The classroom setting is equally important as any lesson or activity conducted within its boundaries. Indeed, as humans we don’t even need to consciously attend to visual or auditory sensory stimuli within our radius in order for our brain to process, make sense, and even store this information. Therefore, every object or “decoration” in the classroom needs to serve an actual purpose. Some things may have an educational while others may have an emotional value – such as helping children feel safe and secure while shaping their sense of personal space. For early age students (and especially for new students), it is of significant importance to feel a sense of belonging to the school community and the classroom itself. This is best achieved when children’s work is displayed and they can easily refer to it when they feel ‘lost’. It also helps boost kids’ self esteem.
The Power of Photography
I try to capitalize on the power of taking pictures not only as an evidence of students’ engagement and celebration of their achievements but also as a learning tool. Printing out and displaying photographs of important daily moments/events/achievements and talking about these help students make sense of the information and memorize words and phrases better by ‘revisiting’ the moments of learning. Along with our days of the week board, I have made a corresponding album section where prominent events during the respective day are displayed. I collect all printed photographs and make them available for the kids. At small groups they revisit these memories by talking about what’s happening in the photographs.

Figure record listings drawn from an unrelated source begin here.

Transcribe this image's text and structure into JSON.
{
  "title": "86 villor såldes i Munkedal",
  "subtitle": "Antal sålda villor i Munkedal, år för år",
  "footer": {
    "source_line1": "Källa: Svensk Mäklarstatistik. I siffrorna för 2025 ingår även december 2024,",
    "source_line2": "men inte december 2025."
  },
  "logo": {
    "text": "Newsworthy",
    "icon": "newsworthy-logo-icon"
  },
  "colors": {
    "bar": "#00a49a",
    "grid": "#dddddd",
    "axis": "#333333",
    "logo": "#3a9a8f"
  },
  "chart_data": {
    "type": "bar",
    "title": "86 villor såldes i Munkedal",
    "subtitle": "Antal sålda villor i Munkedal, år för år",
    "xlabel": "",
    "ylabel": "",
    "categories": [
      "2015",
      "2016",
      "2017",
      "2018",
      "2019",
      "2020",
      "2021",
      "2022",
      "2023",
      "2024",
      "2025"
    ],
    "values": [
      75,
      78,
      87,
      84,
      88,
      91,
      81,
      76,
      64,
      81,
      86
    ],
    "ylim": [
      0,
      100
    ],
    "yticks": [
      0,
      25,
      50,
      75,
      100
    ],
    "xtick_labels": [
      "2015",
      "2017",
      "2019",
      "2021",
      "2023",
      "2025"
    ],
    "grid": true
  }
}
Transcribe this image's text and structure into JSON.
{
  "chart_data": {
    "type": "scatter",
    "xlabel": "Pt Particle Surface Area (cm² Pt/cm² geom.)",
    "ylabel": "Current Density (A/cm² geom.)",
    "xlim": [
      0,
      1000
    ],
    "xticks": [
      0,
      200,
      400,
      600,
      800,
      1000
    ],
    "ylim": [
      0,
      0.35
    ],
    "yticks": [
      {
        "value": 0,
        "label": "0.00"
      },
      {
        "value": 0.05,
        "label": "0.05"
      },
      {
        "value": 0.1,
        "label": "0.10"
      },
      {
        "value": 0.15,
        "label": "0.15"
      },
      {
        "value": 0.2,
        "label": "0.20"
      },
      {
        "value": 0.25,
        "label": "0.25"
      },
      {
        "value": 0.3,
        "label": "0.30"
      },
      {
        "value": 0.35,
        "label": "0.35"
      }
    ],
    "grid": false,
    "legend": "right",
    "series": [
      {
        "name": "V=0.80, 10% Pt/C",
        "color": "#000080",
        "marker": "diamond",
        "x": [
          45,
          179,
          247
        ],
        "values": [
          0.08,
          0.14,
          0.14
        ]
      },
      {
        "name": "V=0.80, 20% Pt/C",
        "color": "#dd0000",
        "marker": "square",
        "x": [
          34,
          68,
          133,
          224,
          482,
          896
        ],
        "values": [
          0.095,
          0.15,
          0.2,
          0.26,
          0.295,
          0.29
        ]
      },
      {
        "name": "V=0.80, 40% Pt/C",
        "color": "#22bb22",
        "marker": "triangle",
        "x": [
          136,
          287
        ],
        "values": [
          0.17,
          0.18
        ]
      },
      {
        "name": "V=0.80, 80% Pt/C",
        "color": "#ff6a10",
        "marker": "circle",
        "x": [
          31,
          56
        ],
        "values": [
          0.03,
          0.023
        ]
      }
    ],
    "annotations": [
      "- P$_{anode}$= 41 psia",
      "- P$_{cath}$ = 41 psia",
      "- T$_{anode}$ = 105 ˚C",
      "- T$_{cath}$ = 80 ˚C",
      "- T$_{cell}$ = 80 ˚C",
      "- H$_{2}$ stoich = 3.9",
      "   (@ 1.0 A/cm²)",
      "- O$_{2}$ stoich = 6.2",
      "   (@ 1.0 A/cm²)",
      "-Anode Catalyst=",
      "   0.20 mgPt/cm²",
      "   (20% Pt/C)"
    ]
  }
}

As an example, we were learning words with the letter A and then paid a visit to the nearby park where one of the students found an ant. I captured this moment, printed out the picture and displayed it as a memory of what we did on that Thursday. During the remaining of the week, students kept on remembering and talking about the experience.
Another way of helping children better understand the sequence of events is by involving them in the classroom routine. Once children learn the name for each part of the daily routine, they are ready to take part in its sequence. The teacher’s helper for the day is in charge of the classroom routine board. He or she arranges the board and announces when a certain activity is over and what comes after. This helps children begin to make choices and see alternatives throughout the day.
Last, teachers must be very weary about clutter and bombarding kids with unnecessary visuals. As with everything else, simple is best. It is quite tempting to adorn everything with cute decorations especially when working with early age kids. Nevertheless, if these decorations don’t carry any significant educational or emotional benefit, then they only distract the children and shift their focus from what matters. Position important things at children’s eye level. Exhibit only information that is relevant to the children and their learning. Aim for complementing visual with auditory information so that children can make connections.